George A. Romero may have lifted the idea for Night of the Living Dead from Richard Matheson’s 1954 novel I Am Legend, but his 1968 horror film spawned a genre of zombie films that has lasted over 40 years and is set to have its first ever $100m+ budget Hollywood film in the form of Brad Pitt’s World War Z, which opens this weekend.

We’ve seen slow zombies, fast zombies, zombies that aren’t really zombies (28 Days Later and The Crazies) and the genre has become a parody of itself in the form of comedies such as Shaun of the Dead and Zombieland, and the countless straight-to-DVD films that aren’t even worth watching if you’re an avid fan of the genre.

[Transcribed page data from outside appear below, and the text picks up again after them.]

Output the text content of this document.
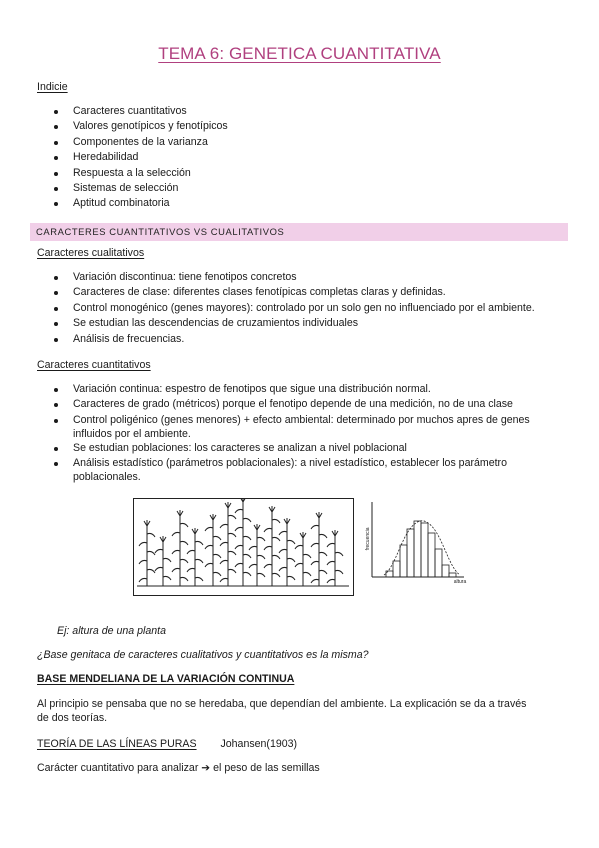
TEMA 6: GENETICA CUANTITATIVA
Indicie
Caracteres cuantitativos
Valores genotípicos y fenotípicos
Componentes de la varianza
Heredabilidad
Respuesta a la selección
Sistemas de selección
Aptitud combinatoria
CARACTERES CUANTITATIVOS VS CUALITATIVOS
Caracteres cualitativos
Variación discontinua: tiene fenotipos concretos
Caracteres de clase: diferentes clases fenotípicas completas claras y definidas.
Control monogénico (genes mayores): controlado por un solo gen no influenciado por el ambiente.
Se estudian las descendencias de cruzamientos individuales
Análisis de frecuencias.
Caracteres cuantitativos
Variación continua: espestro de fenotipos que sigue una distribución normal.
Caracteres de grado (métricos) porque el fenotipo depende de una medición, no de una clase
Control poligénico (genes menores) + efecto ambiental: determinado por muchos apres de genes influidos por el ambiente.
Se estudian poblaciones: los caracteres se analizan a nivel poblacional
Análisis estadístico (parámetros poblacionales): a nivel estadístico, establecer los parámetro poblacionales.
frecuencia
altura
Ej: altura de una planta
¿Base genitaca de caracteres cualitativos y cuantitativos es la misma?
BASE MENDELIANA DE LA VARIACIÓN CONTINUA
Al principio se pensaba que no se heredaba, que dependían del ambiente. La explicación se da a través
de dos teorías.
TEORÍA DE LAS LÍNEAS PURAS Johansen(1903)
Carácter cuantitativo para analizar ➔ el peso de las semillas
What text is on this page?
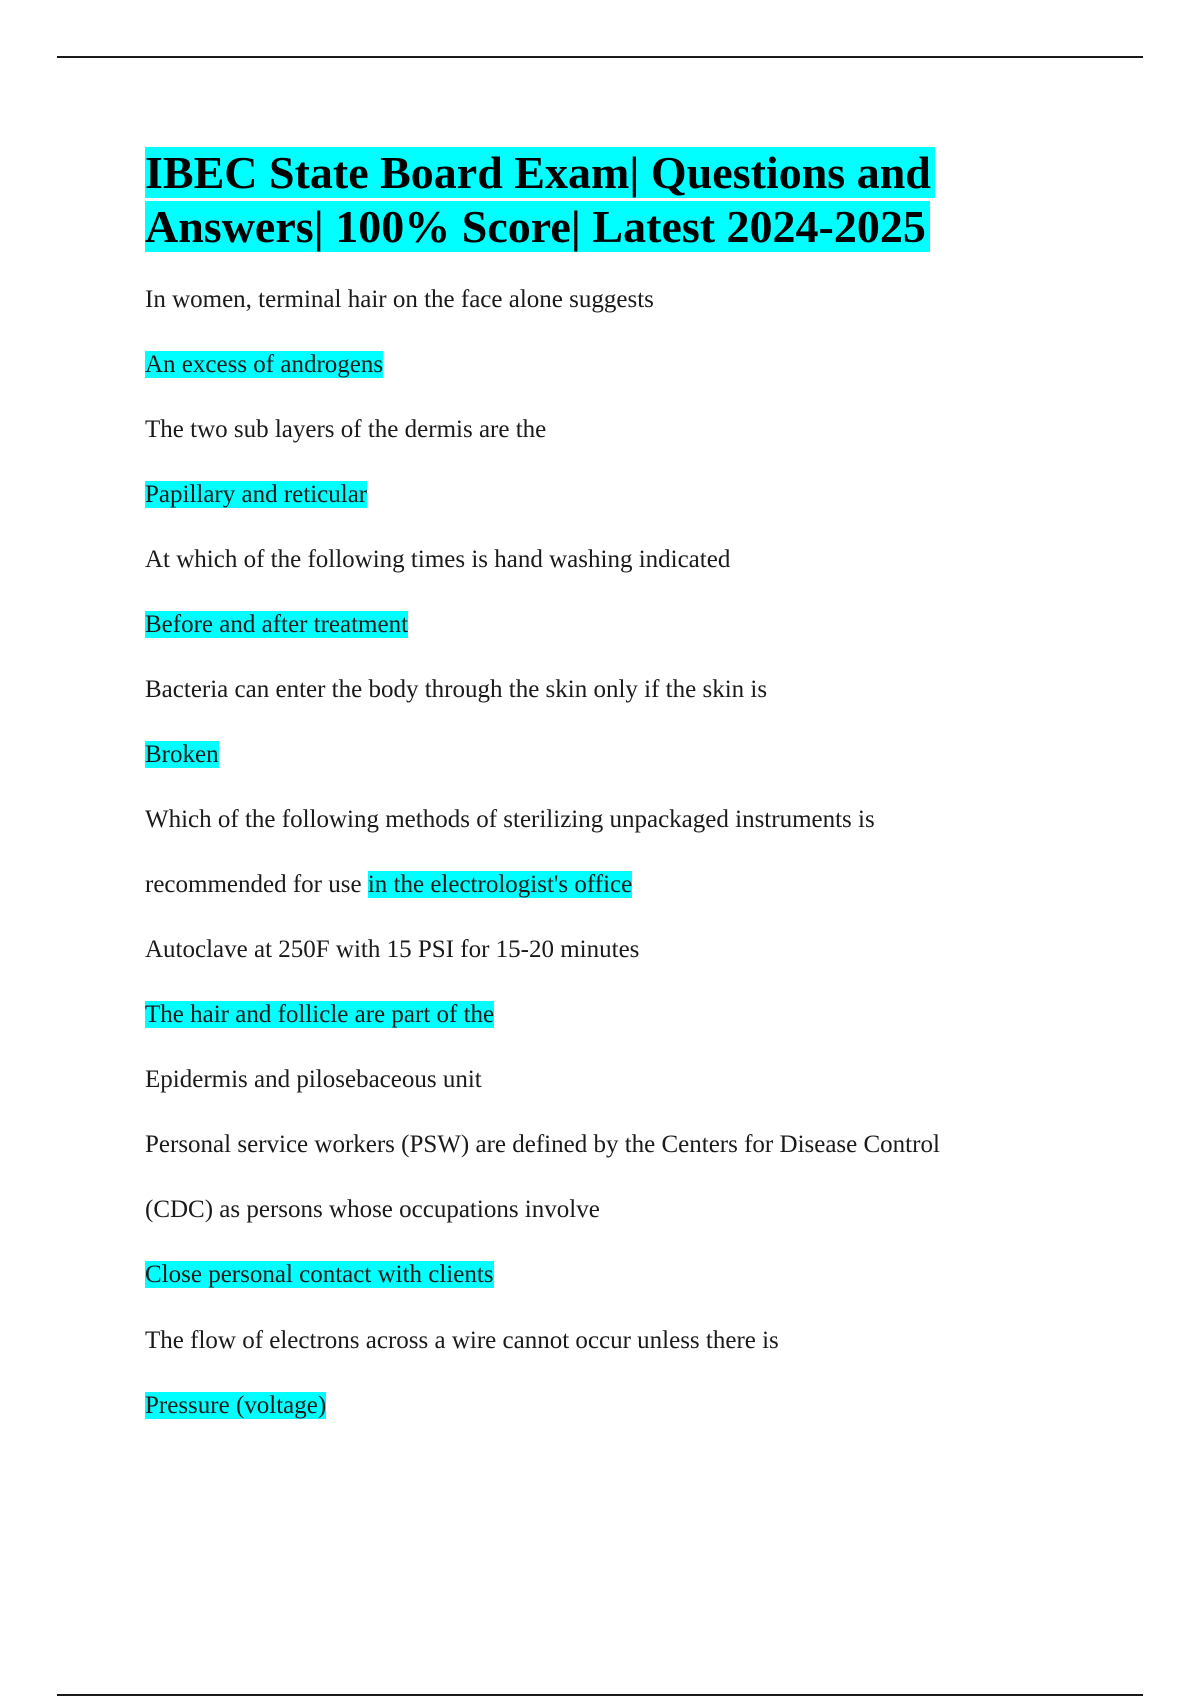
IBEC State Board Exam| Questions and
Answers| 100% Score| Latest 2024-2025
In women, terminal hair on the face alone suggests
An excess of androgens
The two sub layers of the dermis are the
Papillary and reticular
At which of the following times is hand washing indicated
Before and after treatment
Bacteria can enter the body through the skin only if the skin is
Broken
Which of the following methods of sterilizing unpackaged instruments is
recommended for use in the electrologist's office
Autoclave at 250F with 15 PSI for 15-20 minutes
The hair and follicle are part of the
Epidermis and pilosebaceous unit
Personal service workers (PSW) are defined by the Centers for Disease Control
(CDC) as persons whose occupations involve
Close personal contact with clients
The flow of electrons across a wire cannot occur unless there is
Pressure (voltage)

Not even the master of the genre understands the appeal of the undead. Considering that video games, comic books, novels and TV shows such as the awesome Walking Dead series have all arrived on the scene, the zombie genre keeps getting up after being shot multiple times.

World War Z is a pretty big risk. As bankable a star as Brad Pitt is – and the source novel is pretty popular too – a $100m budget for a zombie flick is pretty dangerous. Shaun of the Dead, 28 Days Later and Zombieland were fortunate that they weren’t huge budgeted films. $100m is a lot of dough, and reports say that the budget could be even more than that due to extensive rewrites and reshoots. This one could be the making or the breaking of the genre, at least in cinematic terms.

The Walking Dead is into season 4 now, and shows no signs of slowing down, but this is because the story focuses much more on the human side of things – the conflict, the family dynamic and the choices people make in the event of an apocalypse – rather than the splatter and trying to find new and interesting ways to blow up a zombie. If it was just about this, it is doubtful The Walking Dead would have survived series one.

The best stories in the zombie genre have the undead as a backdrop rather than upfront and centre. The Romero films are all about how mankind deals with the phenomenon (usually stupidly) and how mankind is unable to deal with these kind of problems. There is a satire, comedy and drama to be found in the stories before you even focus on the zombies having their heads taken off by helicopter blades.

The video game and literary world is probably where the future of the genre lies. The likes of Left 4 Dead and Dead Rising have sold millions of copies, and the Resident Evil series is still going strong, despite its best years being behind it. Sandbox gaming suits the zombie genre down to the ground, and Romero’s films felt like that when they were released. Dawn of the Dead is the model for the majority of video games in the genre for definite.

It will be interesting to see what World War Z can manage at the box office. Reviews have been mixed, but zombie fans don’t care about critics. They want to see hundreds of the undead teaching we living folk a lesson. As long as they continue to want to see that, zombies will have legs. If you haven’t already had them blown off.